Gideon Rachman at the Financial Times, July 8, 2008:
Some readers may wonder why I chose to write my column this week
about the International Criminal Court, rather than the obvious subject –
the G8 meeting in Japan.
The reason is that I had a thoroughly discouraging lunch with my colleague, Alan Beattie.
When I mentioned that I might write about the G8, he said – “Let me
guess, you will say…” and proceeded to reel off a string of cliches,
which had indeed been the basis of my putative column.
Alan then forwarded me a generic column on international institutions
that he has written. It really says it all – and I think I may simply
reproduce it, every year, round about G8 time.
It goes as follows:
By reporters everywhere
An ineffectual international organisation yesterday issued a
stark warning about a situation it has absolutely no power to change,
the latest in a series of self-serving interventions by
toothless intergovernmental bodies.
“We are seriously concerned about this most serious outbreak
of seriousness,” said the head of the institution, either a former
minister from a developing country or a mid-level European or American
bureaucrat. “This is a wake-up call to the world. They must take on
board the vital message that my organisation exists.”
The director of the body, based in one of New York, Washington or an
agreeable Western European city, was speaking at its annual conference,
at which ministers from around the world gather to wring their hands
impotently about the most fashionable issue of the day. The organisation
has sought to justify its almost completely fruitless existence by
joining its many fellow talking-shops in highlighting whatever crisis
has recently gained most coverage in the global media.

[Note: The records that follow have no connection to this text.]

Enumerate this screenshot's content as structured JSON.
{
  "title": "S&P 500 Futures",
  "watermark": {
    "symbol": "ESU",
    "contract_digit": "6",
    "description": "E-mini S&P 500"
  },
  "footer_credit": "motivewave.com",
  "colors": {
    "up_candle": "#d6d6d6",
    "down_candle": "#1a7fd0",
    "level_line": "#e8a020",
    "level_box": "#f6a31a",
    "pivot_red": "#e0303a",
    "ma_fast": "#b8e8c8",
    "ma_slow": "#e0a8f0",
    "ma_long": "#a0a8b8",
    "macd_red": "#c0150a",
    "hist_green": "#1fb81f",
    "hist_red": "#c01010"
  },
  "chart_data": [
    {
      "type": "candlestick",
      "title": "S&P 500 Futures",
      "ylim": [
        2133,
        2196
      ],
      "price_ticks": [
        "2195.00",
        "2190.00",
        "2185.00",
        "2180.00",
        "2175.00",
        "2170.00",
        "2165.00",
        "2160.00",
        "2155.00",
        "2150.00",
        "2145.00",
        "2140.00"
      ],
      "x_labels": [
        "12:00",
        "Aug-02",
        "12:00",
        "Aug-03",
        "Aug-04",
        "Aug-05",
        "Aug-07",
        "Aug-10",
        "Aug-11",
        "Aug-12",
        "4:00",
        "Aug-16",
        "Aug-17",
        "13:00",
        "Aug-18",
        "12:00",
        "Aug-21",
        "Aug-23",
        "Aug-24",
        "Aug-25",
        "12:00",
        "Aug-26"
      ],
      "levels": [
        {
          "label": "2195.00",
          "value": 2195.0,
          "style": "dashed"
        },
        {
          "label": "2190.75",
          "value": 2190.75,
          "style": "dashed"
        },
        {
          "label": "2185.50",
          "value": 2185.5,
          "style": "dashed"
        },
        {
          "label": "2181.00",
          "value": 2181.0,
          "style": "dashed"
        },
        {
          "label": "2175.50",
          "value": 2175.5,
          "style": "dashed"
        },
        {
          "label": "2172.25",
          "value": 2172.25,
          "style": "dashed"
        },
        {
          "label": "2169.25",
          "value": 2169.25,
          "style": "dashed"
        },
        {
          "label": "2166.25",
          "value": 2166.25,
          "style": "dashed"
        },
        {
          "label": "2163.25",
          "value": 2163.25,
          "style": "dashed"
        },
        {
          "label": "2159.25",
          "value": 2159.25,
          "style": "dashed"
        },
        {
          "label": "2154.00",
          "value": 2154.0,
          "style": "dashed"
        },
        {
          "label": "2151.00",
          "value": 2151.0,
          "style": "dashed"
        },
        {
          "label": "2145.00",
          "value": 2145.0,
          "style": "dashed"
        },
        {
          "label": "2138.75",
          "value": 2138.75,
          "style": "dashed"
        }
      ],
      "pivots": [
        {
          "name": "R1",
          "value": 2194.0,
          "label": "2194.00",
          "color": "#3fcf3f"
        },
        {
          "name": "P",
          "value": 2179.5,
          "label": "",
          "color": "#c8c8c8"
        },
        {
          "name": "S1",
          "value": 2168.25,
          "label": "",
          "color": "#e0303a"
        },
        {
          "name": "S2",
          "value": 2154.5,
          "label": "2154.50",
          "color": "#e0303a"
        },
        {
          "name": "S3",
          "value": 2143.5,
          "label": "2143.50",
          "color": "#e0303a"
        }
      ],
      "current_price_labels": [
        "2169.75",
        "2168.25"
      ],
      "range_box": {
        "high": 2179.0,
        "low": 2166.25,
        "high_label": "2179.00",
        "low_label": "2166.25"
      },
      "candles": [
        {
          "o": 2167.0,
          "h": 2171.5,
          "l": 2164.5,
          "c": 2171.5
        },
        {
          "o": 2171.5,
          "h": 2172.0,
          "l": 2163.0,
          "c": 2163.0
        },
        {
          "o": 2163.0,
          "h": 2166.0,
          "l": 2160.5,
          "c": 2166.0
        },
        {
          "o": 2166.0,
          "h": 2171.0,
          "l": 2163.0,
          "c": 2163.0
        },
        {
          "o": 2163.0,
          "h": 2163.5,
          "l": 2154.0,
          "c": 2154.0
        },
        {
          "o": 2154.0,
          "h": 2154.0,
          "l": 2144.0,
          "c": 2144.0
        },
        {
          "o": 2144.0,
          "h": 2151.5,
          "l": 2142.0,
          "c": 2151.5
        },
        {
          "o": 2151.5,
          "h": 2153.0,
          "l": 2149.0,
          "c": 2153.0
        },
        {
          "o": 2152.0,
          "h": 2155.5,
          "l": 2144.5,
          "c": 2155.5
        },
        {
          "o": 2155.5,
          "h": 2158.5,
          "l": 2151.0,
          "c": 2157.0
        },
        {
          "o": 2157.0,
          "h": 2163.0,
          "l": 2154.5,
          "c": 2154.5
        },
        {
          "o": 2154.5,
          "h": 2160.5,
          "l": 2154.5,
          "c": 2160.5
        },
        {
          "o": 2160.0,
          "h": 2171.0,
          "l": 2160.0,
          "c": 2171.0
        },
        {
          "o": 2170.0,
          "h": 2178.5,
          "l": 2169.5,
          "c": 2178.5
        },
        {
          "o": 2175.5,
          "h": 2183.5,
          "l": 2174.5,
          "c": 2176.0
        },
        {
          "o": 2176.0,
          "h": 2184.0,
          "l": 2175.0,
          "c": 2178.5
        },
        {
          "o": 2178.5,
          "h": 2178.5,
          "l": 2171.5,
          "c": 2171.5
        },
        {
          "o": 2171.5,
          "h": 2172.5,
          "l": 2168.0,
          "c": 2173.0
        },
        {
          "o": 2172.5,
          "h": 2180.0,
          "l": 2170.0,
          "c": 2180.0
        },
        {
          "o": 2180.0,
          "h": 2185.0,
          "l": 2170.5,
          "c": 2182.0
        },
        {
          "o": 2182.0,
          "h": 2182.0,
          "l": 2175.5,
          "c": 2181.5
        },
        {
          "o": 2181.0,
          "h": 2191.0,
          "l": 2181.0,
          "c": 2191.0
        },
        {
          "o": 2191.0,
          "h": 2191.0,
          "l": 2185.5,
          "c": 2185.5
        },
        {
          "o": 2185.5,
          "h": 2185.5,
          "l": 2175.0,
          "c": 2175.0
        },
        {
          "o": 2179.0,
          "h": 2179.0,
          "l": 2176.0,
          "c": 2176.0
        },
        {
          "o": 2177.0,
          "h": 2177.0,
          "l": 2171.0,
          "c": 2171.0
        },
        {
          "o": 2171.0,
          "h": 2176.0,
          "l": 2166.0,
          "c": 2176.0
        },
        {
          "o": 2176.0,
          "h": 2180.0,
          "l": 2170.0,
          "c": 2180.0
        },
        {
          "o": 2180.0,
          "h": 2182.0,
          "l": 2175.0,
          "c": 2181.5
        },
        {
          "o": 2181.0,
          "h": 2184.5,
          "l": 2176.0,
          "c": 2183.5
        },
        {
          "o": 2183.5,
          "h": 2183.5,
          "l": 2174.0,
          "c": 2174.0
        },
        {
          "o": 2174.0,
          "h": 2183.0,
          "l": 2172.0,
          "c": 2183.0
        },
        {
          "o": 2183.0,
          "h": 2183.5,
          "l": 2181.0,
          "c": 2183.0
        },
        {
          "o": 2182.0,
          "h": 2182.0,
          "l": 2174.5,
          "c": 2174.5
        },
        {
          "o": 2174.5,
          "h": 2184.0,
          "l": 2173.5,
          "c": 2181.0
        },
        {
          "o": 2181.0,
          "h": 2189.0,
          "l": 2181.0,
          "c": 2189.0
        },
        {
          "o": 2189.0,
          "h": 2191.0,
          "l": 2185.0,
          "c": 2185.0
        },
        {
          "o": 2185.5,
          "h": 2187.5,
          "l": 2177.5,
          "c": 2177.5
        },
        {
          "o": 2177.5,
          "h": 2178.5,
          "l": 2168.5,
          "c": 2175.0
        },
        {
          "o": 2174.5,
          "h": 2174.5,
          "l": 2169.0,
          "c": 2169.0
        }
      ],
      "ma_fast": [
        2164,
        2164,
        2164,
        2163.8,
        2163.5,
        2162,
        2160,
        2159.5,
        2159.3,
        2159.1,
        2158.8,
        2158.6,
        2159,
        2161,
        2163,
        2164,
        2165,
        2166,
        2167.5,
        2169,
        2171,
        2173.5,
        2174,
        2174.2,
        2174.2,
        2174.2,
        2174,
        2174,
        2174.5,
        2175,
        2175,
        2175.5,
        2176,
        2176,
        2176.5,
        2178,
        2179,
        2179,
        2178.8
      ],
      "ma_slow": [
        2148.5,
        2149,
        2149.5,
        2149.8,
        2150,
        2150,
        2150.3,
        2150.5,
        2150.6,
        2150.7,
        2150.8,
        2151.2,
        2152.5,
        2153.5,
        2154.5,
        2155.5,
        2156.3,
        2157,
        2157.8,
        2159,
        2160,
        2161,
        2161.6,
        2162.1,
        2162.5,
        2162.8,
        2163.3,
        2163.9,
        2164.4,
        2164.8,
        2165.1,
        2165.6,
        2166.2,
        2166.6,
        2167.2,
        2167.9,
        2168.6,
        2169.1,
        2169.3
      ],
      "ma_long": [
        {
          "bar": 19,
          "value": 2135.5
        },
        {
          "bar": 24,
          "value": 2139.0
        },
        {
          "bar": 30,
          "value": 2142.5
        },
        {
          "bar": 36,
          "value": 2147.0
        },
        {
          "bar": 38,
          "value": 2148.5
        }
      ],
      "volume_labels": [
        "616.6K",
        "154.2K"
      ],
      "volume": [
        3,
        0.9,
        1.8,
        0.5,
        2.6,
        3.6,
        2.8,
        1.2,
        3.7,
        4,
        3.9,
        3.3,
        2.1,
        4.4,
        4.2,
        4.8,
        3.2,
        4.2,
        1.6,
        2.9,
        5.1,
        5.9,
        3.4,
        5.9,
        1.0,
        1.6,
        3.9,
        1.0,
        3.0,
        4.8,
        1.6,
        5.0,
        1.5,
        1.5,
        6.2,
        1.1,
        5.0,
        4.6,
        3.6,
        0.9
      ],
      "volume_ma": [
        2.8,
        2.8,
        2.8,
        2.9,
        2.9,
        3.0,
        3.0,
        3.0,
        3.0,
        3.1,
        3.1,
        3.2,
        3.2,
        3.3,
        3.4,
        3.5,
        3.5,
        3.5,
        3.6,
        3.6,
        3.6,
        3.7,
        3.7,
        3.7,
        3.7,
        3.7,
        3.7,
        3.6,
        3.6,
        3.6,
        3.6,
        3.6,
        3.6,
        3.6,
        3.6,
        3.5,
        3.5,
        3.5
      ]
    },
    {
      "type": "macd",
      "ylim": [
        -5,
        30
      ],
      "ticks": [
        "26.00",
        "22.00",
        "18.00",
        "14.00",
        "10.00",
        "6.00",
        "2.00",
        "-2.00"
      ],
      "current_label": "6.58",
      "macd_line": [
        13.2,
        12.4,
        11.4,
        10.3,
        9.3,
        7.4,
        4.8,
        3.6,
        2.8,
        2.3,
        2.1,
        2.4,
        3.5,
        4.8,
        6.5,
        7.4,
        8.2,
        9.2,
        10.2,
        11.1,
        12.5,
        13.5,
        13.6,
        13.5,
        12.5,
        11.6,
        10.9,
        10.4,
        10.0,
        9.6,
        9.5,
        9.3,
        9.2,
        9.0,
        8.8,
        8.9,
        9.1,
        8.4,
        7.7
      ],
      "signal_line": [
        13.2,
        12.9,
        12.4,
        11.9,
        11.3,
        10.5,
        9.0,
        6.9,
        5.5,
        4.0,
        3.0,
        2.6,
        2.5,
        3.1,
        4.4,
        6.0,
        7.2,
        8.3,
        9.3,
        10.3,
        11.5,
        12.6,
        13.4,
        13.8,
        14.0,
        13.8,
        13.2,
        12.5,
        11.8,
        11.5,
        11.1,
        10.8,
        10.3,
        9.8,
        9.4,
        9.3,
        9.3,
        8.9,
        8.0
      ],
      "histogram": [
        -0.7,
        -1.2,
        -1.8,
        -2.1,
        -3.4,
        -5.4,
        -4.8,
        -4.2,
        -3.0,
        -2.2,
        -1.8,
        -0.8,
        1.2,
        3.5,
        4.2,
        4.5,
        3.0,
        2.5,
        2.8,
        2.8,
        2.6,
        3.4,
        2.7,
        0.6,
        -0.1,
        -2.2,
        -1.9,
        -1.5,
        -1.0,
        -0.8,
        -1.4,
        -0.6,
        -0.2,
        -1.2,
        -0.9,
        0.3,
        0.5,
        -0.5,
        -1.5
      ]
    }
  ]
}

“Governments around the world must come together to combat
whatever this year’s worrying situation has turned out to be,” the
director said. “It is not yet time to panic, but if it goes on much
further without my institution gaining some credit for sounding off on
the issue, we will be justified in labelling it a crisis.”
The organisation, whose existence the White House barely
acknowledges and to which hardly any member government intends to give
more money or extra powers, has long been fighting a war of attrition
against its own irrelevance....MORE
In 2009 I
copied and posted the whole thing fearing the FT would somehow remove it from the web but it's still available at the same URL.